I’m not quite sure on how best to incorporate the other variables or even the priors I’ve selected.

After fitting the model i get quite a nice plot by running:

az.plot_forest(fitted_hier, var_names='item|city', r_hat=True, combined=True, textsize=8);

To then create predictions I can then pass a table of unseen data into the model like so…

pred_df = DataFrame(
    [
        {
            "city": "Liverpool",
            "age": 10,
            "rain": 1000,
            "employees": 2,
            "item": "Apples"
        },
        {
            "city": "Liverpool",
            "age": 10,
            "rain": 1000,
            "employees": 2,
            "item": "Pears"
        },
        {
            "city": "Liverpool",
            "age": 10,
            "rain": 1000,
            "employees": 2,
            "item": "Bananas"
        },
        {
            "city": "Liverpool",
            "age": 10,
            "rain": 1000,
            "employees": 2,
            "item": "Oranges"
        },
    ]
)
pred_hier = model_bmb_hier.predict(fitted_hier, data=pred_df, kind='mean', inplace=False)
az.plot_forest(pred_hier, var_names='p(female_sales, total_sales)_mean', r_hat=True, combined=True, textsize=8);

On the point of the data generation, my function was sloppy and done at the latter end of the working day so apologies for that! An updated version of the function is as follows (hopefully its more appropriate!):

from pandas import DataFrame, concat
import random
import numpy as np

# Store / city level
cities = ["Liverpool", "London", "Manchester", "Birmingham", "Leeds", "Glasgow", "Sheffield", "Edinburgh", "Bristol", "Cardiff"]
female_prop = [0.4, 0.55, 0.6, 0.5, 0.45, 0.43, 0.7, 0.6, 0.4, 0.5]
age_of_store = [10, 20, 30, 40, 50, 60, 70, 80, 90, 100]

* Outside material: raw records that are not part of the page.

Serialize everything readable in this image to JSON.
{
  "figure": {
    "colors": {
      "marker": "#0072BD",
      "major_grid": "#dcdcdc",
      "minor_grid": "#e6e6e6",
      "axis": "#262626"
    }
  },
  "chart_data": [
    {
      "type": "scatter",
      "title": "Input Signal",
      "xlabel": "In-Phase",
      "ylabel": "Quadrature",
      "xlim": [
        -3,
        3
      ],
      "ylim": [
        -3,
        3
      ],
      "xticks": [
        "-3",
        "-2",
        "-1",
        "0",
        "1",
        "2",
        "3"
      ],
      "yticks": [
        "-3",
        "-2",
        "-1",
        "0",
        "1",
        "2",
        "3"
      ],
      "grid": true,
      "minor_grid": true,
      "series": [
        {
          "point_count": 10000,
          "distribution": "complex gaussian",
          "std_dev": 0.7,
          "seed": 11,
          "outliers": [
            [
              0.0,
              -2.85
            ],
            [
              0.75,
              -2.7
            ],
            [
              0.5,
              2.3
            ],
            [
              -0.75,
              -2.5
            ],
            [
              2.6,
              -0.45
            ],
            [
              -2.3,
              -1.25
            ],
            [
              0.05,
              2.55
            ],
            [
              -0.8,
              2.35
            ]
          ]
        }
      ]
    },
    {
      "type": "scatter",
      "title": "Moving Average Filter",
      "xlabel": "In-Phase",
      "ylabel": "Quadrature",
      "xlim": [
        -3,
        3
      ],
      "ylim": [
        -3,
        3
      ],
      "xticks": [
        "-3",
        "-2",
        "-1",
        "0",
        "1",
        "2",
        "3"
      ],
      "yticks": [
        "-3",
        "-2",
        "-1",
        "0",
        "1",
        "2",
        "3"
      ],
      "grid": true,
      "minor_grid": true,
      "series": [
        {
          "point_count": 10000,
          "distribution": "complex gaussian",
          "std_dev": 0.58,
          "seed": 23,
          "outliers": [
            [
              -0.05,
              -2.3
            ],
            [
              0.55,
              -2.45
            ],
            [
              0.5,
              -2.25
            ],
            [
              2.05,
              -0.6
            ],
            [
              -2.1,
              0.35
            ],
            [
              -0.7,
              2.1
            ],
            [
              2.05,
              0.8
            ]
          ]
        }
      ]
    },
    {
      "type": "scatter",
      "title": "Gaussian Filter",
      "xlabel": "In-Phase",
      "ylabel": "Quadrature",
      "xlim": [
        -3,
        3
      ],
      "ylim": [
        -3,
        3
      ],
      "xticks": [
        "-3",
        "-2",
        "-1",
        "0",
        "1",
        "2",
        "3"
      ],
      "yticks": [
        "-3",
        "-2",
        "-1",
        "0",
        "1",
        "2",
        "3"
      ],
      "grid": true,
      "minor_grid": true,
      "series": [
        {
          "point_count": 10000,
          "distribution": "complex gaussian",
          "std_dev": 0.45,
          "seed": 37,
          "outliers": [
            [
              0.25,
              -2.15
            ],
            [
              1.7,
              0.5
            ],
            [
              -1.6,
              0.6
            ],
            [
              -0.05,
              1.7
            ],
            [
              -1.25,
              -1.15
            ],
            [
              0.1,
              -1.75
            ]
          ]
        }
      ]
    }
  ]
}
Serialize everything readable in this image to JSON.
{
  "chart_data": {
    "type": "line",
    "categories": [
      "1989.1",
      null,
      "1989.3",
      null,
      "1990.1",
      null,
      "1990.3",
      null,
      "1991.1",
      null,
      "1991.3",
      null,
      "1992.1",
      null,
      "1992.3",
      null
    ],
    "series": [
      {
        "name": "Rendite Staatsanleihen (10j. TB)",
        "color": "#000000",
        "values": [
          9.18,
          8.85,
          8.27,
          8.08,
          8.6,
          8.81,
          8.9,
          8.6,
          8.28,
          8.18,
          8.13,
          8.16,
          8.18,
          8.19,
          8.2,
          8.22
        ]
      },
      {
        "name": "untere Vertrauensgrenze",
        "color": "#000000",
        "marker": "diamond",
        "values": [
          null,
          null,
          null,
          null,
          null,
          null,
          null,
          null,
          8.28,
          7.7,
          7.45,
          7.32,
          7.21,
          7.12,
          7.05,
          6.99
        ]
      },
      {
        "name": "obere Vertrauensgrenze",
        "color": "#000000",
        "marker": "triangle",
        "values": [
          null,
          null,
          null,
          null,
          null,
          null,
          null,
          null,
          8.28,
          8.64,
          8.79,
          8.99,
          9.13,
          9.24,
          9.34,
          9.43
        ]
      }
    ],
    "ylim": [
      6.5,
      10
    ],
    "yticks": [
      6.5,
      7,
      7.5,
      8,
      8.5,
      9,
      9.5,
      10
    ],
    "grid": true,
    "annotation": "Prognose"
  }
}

# Averages to simulate from
rain_averages = [1000, 900, 800, 700, 600, 500, 400, 300, 200, 100]
employee_averages = [2,4,3,5,3,4,5,6,3,6]

# Values to simulate sales from (for index 0 - apples would be the most popular purchase and pears the least)
fruit_ratios = [(7, 4, 2, 5), (8, 5, 3, 4), (4, 6, 4, 5), (5, 7, 5, 7), (6, 8, 4, 9), (7, 9, 7, 4), (3, 7, 8, 6), (6, 4, 8, 5), (3, 6, 5, 4), (7, 7, 2, 5)]
fruit_names = ["Apples", "Oranges", "Pears", "Bananas"]

df = DataFrame()
row = 0
for i in range(500):
    city = random.choice(cities)
    city_index = cities.index(city)
    age = age_of_store[city_index]
    fp = female_prop[city_index]

    rain = max([0, np.random.normal(rain_averages[city_index], 40)])
    employees = int(max([1, np.random.normal(employee_averages[city_index] + 3, 3)]))

    fruit_batch = fruit_ratios[city_index]
    for j, fruit in enumerate(fruit_names):
        total_sales = round(max([0, np.random.normal(fruit_batch[j] * employees, 5) + (np.random.normal(age, 5)*np.sqrt(rain))]), 2)
        female_sales = round(np.clip(np.random.normal(fp, 0.03), 0, 1) * total_sales, 2)
        
        tmp = {
            "city": city,
            "age": age,
            "rain": rain,
            "employees": employees,
            "item": fruit,
            "total_sales": total_sales,
            "female_sales": female_sales
        }

        df = concat([df, DataFrame(tmp, index=[row])])
        row += 1

  1. Suggesting I know that usually in Liverpool that the proportion of oranges bought by women is around 0.6, how could I incorporate this into the model?
  2. If we don’t have training data for a specific city that we later want a prediction for, I get the error “The levels xx in ‘city’ are not present in the original data set.” which is understandable but I was hoping there was a way to generalize?

I hope this is a step in the right direction (albeit a baby one) and i look forward to your reply. Thanks

1 Like